The effort to curry favor with operators by Microsoft fits well with the strategy of Nokia and HTC, which are seeing their market shares fall sharply in the face of competition with Samsung and Apple. Their share prices have also been plummeting. For example, the value of HTC’s shares have fallen by nearly 50% since February.
It’s too early to say whether the high-end Windows Phone 8 devices from Nokia, Samsung and HTC will support the single-wire protocol and NFC SIM cards that can store payment and other secure applications. But that is likely, especially for handsets purchased by major telcos that are rolling out SIM-based NFC. The first telco to commit to introducing NFC applications on Windows Phone 8 devices with the Microsoft-developed wallet is France Telecom-Orange.
More High-End Android NFC Devices
Meanwhile, handset makers have unveiled more NFC-enabled devices in recent weeks, including LG Electronics, which unveiled its powerful NFC-enabled Optimus G, running Android 4.0. LG boasts that the flagship device is the first global 4G LTE smartphone to pack a quad-core processor, Qualcomm’s Snapdragon S4 Pro.

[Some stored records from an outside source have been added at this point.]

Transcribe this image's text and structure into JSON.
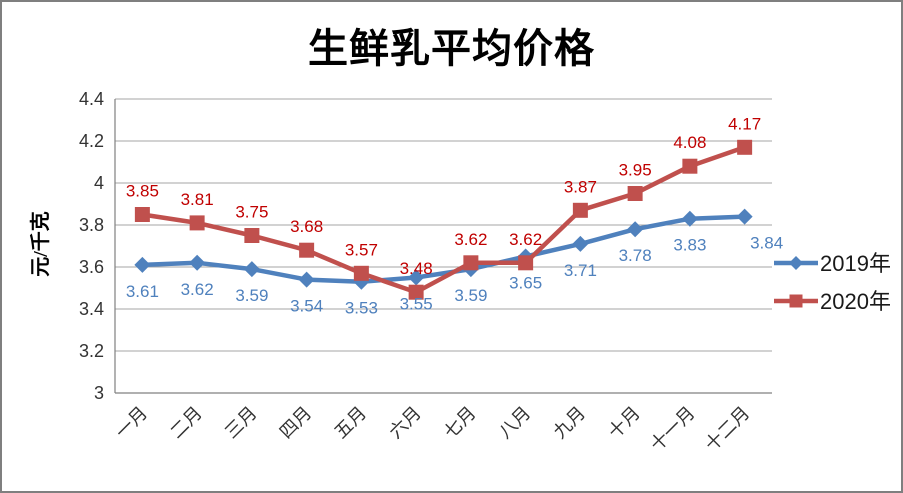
{
  "window": {
    "background": "#FFFFFF",
    "border_color": "#7F7F7F"
  },
  "chart_data": {
    "type": "line",
    "title": "生鲜乳平均价格",
    "xlabel": "",
    "ylabel": "元/千克",
    "categories": [
      "一月",
      "二月",
      "三月",
      "四月",
      "五月",
      "六月",
      "七月",
      "八月",
      "九月",
      "十月",
      "十一月",
      "十二月"
    ],
    "series": [
      {
        "name": "2019年",
        "values": [
          3.61,
          3.62,
          3.59,
          3.54,
          3.53,
          3.55,
          3.59,
          3.65,
          3.71,
          3.78,
          3.83,
          3.84
        ],
        "color": "#4F81BD",
        "marker": "diamond",
        "label_color": "#4F81BD",
        "label_position": "below",
        "label_dx": [
          0,
          0,
          0,
          0,
          0,
          0,
          0,
          0,
          0,
          0,
          0,
          22
        ]
      },
      {
        "name": "2020年",
        "values": [
          3.85,
          3.81,
          3.75,
          3.68,
          3.57,
          3.48,
          3.62,
          3.62,
          3.87,
          3.95,
          4.08,
          4.17
        ],
        "color": "#C0504D",
        "marker": "square",
        "label_color": "#C00000",
        "label_position": "above",
        "label_dx": [
          0,
          0,
          0,
          0,
          0,
          0,
          0,
          0,
          0,
          0,
          0,
          0
        ]
      }
    ],
    "ylim": [
      3,
      4.4
    ],
    "ytick_labels": [
      "3",
      "3.2",
      "3.4",
      "3.6",
      "3.8",
      "4",
      "4.2",
      "4.4"
    ],
    "grid": true,
    "legend_position": "right",
    "axis_color": "#808080",
    "grid_color": "#A6A6A6",
    "tick_label_color": "#333333",
    "legend_text_color": "#1A1A1A"
  }
}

Samsung in late August also announced a follow-up to its popular Android-based hybrid smartphone and tablet Galaxy Note. The Galaxy Note II supports NFC. LG’s competing hybrid, the Android-based Optimus Vu, known as the Intuition on U.S. carrier Verizon Wireless’ network, also supports NFC. It’s one of several NFC devices in the Optimus family that LG has launched, and a vice president in LG Electronics’ mobile division told NFC Times in May that all of the company’s smartphones and perhaps other mobile devices, would support NFC.
In addition, Motorola Mobility, now a unit of Google, has announced at least four Android NFC-enabled phones, including additions to its Droid Razr line, would have NFC.
HTC had released three high-end NFC phones earlier this year, the Droid Incredible 4G LTE, the Evo 4G LTE and the One X, all Android based. An HTC spokesman had previously indicated to NFC Times that NFC technology formed a significant part of their portfolio going forward.
But without an NFC-enabled iPhone, analysts generally estimate NFC phone shipments to come in shy of 100 million units for 2012. That's up from about 40 million in 2011.
Christopher Morris contributed to this report.